Renault, says our source, ‘is more international than it looks, serving markets like Africa, Asia, Korea and Latin America, meaning we’ll still sell combustion cars for a while.’
JATO analyst Felipe Munoz agrees that big manufacturers ‘can’t simply stop producing combustion cars now, not least because they need them to finance their electrification plans.’ Tesla, he argues, is at the root of it all, by changing the game in terms of technology and innovation. ‘Competing against it with the same models is not the way. Traditional car makers need to reinvent themselves – splitting the business is one way to do it.’

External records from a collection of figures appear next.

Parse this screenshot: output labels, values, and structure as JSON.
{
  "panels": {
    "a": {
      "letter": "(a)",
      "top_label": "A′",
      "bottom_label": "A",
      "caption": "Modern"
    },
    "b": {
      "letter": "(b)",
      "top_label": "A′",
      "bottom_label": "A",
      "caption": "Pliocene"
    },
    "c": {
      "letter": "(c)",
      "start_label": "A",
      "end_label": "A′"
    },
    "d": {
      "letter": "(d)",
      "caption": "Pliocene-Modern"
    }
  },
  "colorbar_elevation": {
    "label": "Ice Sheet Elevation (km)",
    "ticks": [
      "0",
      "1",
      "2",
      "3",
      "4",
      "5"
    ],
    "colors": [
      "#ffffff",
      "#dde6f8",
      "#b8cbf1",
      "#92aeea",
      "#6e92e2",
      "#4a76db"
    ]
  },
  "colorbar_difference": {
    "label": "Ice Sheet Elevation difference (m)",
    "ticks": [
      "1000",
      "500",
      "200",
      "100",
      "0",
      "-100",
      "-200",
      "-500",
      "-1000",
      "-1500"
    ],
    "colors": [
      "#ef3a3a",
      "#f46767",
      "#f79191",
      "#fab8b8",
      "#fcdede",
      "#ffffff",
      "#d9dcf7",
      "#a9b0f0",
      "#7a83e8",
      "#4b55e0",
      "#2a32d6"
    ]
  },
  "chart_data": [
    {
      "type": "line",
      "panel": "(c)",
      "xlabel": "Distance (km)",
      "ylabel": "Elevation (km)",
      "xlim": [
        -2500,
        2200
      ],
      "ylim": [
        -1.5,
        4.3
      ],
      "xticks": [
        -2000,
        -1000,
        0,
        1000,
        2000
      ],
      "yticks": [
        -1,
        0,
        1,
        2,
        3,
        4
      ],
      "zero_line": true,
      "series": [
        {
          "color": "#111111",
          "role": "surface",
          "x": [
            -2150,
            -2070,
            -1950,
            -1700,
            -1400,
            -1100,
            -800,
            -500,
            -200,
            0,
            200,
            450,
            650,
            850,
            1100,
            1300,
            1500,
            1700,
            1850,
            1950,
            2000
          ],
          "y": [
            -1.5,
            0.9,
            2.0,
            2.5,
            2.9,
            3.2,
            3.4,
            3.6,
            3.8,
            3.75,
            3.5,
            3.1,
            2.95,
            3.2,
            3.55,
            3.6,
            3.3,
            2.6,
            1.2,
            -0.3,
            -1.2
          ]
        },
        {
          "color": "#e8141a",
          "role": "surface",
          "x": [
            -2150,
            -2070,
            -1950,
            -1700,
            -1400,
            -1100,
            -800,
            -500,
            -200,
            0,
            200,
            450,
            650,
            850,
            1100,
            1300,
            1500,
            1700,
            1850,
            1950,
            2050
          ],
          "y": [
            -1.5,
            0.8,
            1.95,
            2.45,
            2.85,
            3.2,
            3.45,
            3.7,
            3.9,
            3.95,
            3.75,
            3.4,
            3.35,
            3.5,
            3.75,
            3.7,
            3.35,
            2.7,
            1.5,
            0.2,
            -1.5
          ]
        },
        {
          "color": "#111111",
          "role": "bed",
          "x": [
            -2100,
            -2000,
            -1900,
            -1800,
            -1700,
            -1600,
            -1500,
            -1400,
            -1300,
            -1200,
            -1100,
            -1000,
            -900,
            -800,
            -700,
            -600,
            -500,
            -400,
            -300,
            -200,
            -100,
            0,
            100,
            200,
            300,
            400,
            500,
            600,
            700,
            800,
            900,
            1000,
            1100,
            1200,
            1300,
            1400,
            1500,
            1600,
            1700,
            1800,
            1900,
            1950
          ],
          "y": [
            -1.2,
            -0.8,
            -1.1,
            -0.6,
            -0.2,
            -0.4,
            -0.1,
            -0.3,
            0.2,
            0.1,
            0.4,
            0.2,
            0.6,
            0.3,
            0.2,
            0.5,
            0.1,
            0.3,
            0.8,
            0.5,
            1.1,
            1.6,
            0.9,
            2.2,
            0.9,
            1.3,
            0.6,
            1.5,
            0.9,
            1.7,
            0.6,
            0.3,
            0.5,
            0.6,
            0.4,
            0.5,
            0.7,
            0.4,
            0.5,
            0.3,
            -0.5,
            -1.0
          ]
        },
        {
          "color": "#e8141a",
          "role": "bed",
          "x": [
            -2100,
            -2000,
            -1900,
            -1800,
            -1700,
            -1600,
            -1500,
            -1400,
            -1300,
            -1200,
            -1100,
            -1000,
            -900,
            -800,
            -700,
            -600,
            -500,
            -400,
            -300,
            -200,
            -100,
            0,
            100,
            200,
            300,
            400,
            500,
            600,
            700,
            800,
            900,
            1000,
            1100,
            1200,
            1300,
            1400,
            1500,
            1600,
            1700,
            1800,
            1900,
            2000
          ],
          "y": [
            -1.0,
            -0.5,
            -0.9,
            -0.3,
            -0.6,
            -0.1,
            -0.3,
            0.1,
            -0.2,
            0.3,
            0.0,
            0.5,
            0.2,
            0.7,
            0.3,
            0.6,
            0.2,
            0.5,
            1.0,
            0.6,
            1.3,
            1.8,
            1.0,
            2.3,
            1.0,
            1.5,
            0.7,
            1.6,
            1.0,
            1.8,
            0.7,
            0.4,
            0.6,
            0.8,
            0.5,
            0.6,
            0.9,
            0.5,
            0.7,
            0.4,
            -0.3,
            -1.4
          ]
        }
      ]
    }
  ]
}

Organising in a split way could mean a more complicated business structure, and could mean having an entire division staring down the barrel of obsolescence. So much so that Ford has already announced job cuts as of March 2023, including 1,100 jobs at its Valencia plant as well as 3,800 roles in development and administration in the UK and Germany, as it reshuffles its production requirements ahead of producing more EVs.
‘But that’s the risk of having modern guys and an “old fashioned” unit,’ says our Renault insider.
JATO’s Munoz adds: ‘It won’t feel appealing to be in the part that’ll disappear. I also doubt it’ll help businesses react faster to trends. But the combustion-to-EV shift is still at an early stage; splits like this will be temporary.
‘Car makers need to position EVs differently from what they’ve been doing for 100 years – the benefit is consumers will associate them as something more modern.’
But this structural change isn’t attractive to all car makers. ‘The car is one of the most complicated products in the world – I think you need one highly motivated and unified team that works hand in hand,’ Markus Schäfer, chief technology officer of Mercedes, tells CAR. ‘There are no losers and winners here, no old and new technology – everyone is part of the future.’